Official repository for MSRL: Scaling Generative Multimodal Reward Modeling via Multi-Stage Reinforcement Learning.
MSRL addresses a central problem in multimodal alignment: how to scale reinforcement learning for generative multimodal reward models (MRMs) when high-quality multimodal preference annotations are scarce and expensive to obtain.
Recent progress in multimodal reward modeling has shifted from discriminative formulations to generative ones, and more recent studies have further introduced reinforcement learning with verifiable rewards (RLVR) to improve reward reasoning. Despite these advances, existing training pipelines still rely heavily on human-annotated multimodal preference data. Such a paradigm is costly, difficult to scale, and ultimately constrains the development of stronger multimodal reward models.
To overcome this limitation, the paper proposes MSRL (Multi-Stage Reinforcement Learning).

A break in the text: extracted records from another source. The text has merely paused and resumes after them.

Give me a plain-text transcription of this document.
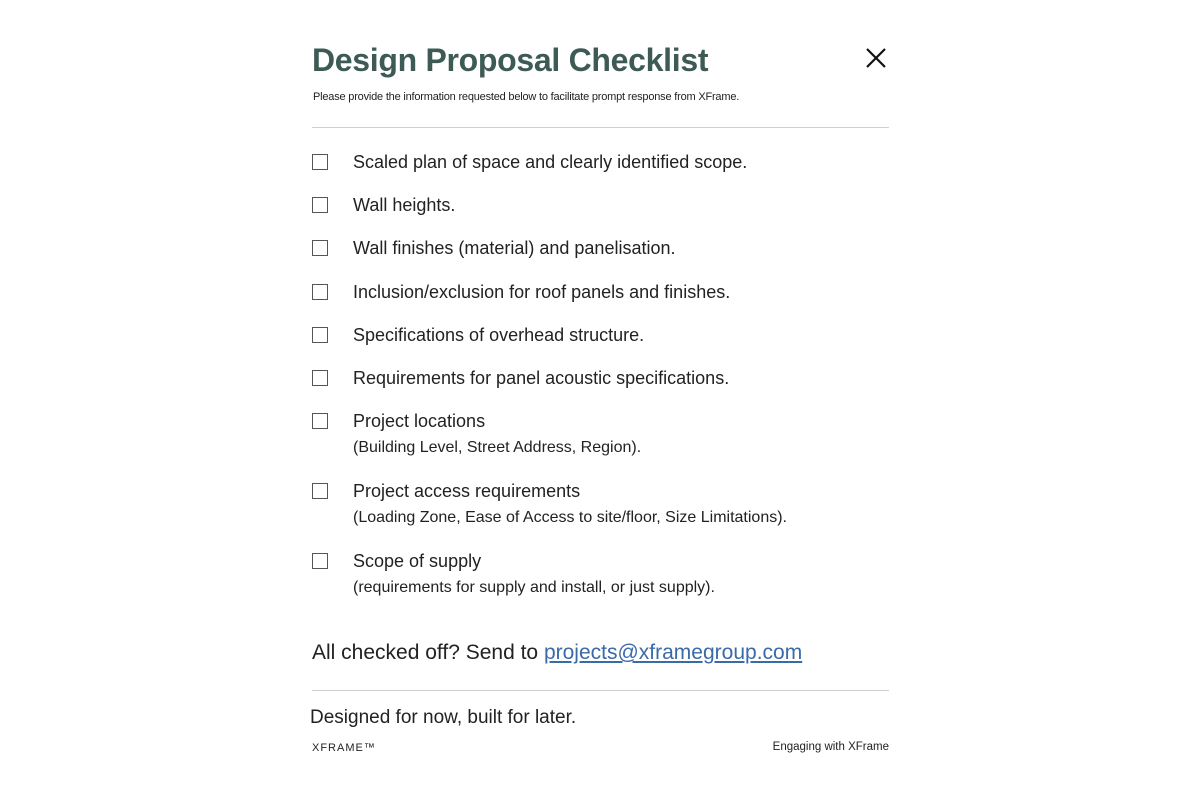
Design Proposal Checklist
Please provide the information requested below to facilitate prompt response from XFrame.
Scaled plan of space and clearly identified scope.
Wall heights.
Wall finishes (material) and panelisation.
Inclusion/exclusion for roof panels and finishes.
Specifications of overhead structure.
Requirements for panel acoustic specifications.
Project locations
(Building Level, Street Address, Region).
Project access requirements
(Loading Zone, Ease of Access to site/floor, Size Limitations).
Scope of supply
(requirements for supply and install, or just supply).
All checked off? Send to projects@xframegroup.com
Designed for now, built for later.
XFRAME™	Engaging with XFrame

The key idea is not to depend on increasingly expensive multimodal annotations, but instead to:
- learn general reward reasoning capabilities from large-scale textual preference data,
- transfer these capabilities to multimodal settings through caption-based preference transfer, and
- perform final adaptation with only a limited amount of real multimodal preference data.
In addition to staged reinforcement learning, the paper introduces CMKD (Cross-Modal Knowledge Distillation) to reduce the modality gap between textual inputs and genuine multimodal inputs, thereby enabling more stable transfer of reward reasoning across modalities.

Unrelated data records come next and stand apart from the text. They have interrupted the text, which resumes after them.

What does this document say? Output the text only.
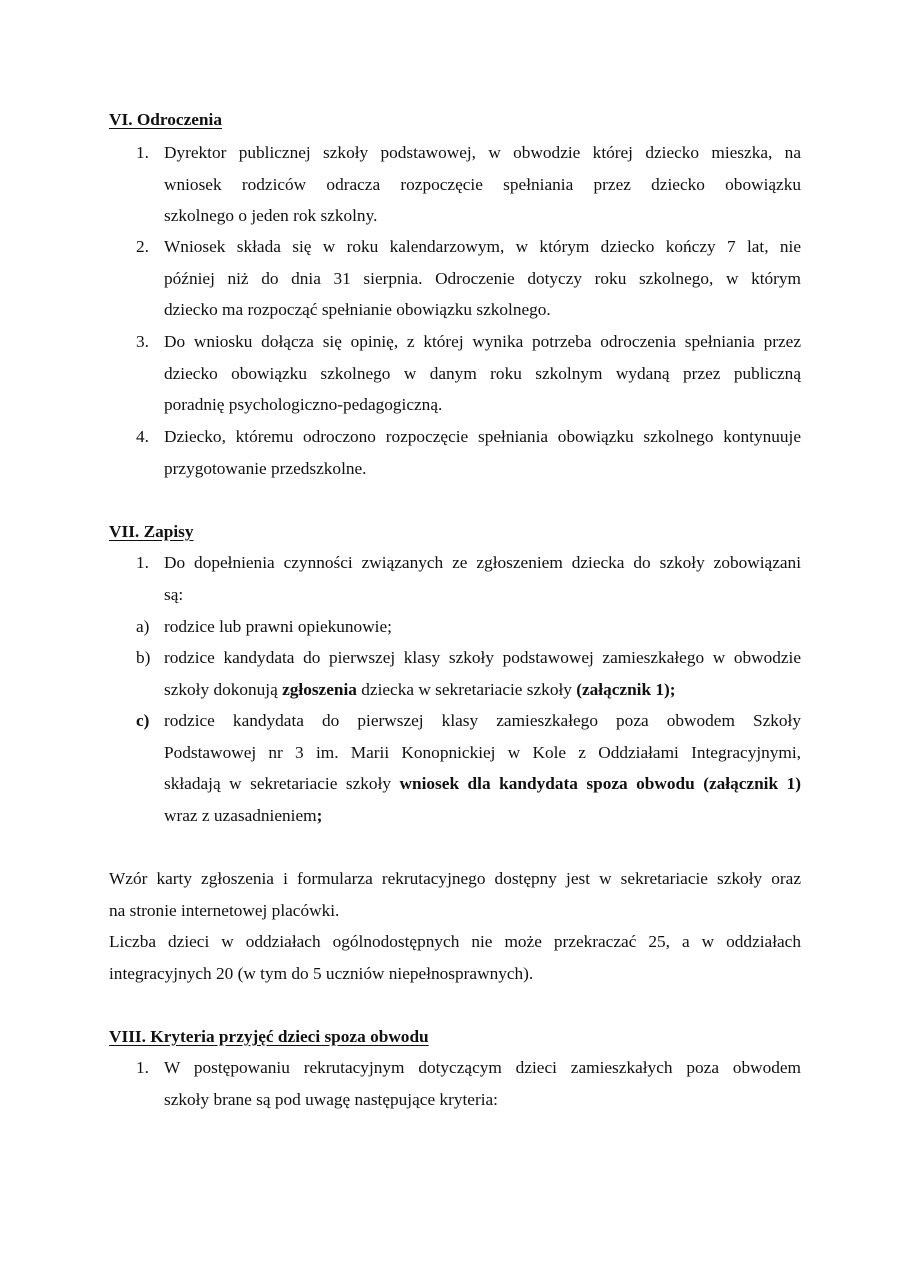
VI. Odroczenia
1. Dyrektor publicznej szkoły podstawowej, w obwodzie której dziecko mieszka, na
wniosek rodziców odracza rozpoczęcie spełniania przez dziecko obowiązku
szkolnego o jeden rok szkolny.
2. Wniosek składa się w roku kalendarzowym, w którym dziecko kończy 7 lat, nie
później niż do dnia 31 sierpnia. Odroczenie dotyczy roku szkolnego, w którym
dziecko ma rozpocząć spełnianie obowiązku szkolnego.
3. Do wniosku dołącza się opinię, z której wynika potrzeba odroczenia spełniania przez
dziecko obowiązku szkolnego w danym roku szkolnym wydaną przez publiczną
poradnię psychologiczno-pedagogiczną.
4. Dziecko, któremu odroczono rozpoczęcie spełniania obowiązku szkolnego kontynuuje
przygotowanie przedszkolne.
VII. Zapisy
1. Do dopełnienia czynności związanych ze zgłoszeniem dziecka do szkoły zobowiązani
są:
a) rodzice lub prawni opiekunowie;
b) rodzice kandydata do pierwszej klasy szkoły podstawowej zamieszkałego w obwodzie
szkoły dokonują zgłoszenia dziecka w sekretariacie szkoły (załącznik 1);
c) rodzice kandydata do pierwszej klasy zamieszkałego poza obwodem Szkoły
Podstawowej nr 3 im. Marii Konopnickiej w Kole z Oddziałami Integracyjnymi,
składają w sekretariacie szkoły wniosek dla kandydata spoza obwodu (załącznik 1)
wraz z uzasadnieniem;
Wzór karty zgłoszenia i formularza rekrutacyjnego dostępny jest w sekretariacie szkoły oraz
na stronie internetowej placówki.
Liczba dzieci w oddziałach ogólnodostępnych nie może przekraczać 25, a w oddziałach
integracyjnych 20 (w tym do 5 uczniów niepełnosprawnych).
VIII. Kryteria przyjęć dzieci spoza obwodu
1. W postępowaniu rekrutacyjnym dotyczącym dzieci zamieszkałych poza obwodem
szkoły brane są pod uwagę następujące kryteria:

MSRL consists of three stages.
The first stage uses only textual preference data. The model is first trained with supervised fine-tuning (SFT) to produce well-structured reasoning traces, such as outputs containing <think> and <answer> tags. It is then optimized with RLVR on large-scale textual preference data to strengthen reward reasoning.
The objective of this stage is to obtain a generalizable textual reward policy. Since no image or video input is involved, the vision encoder and projector can remain frozen while the language-side reward reasoning capability is strengthened.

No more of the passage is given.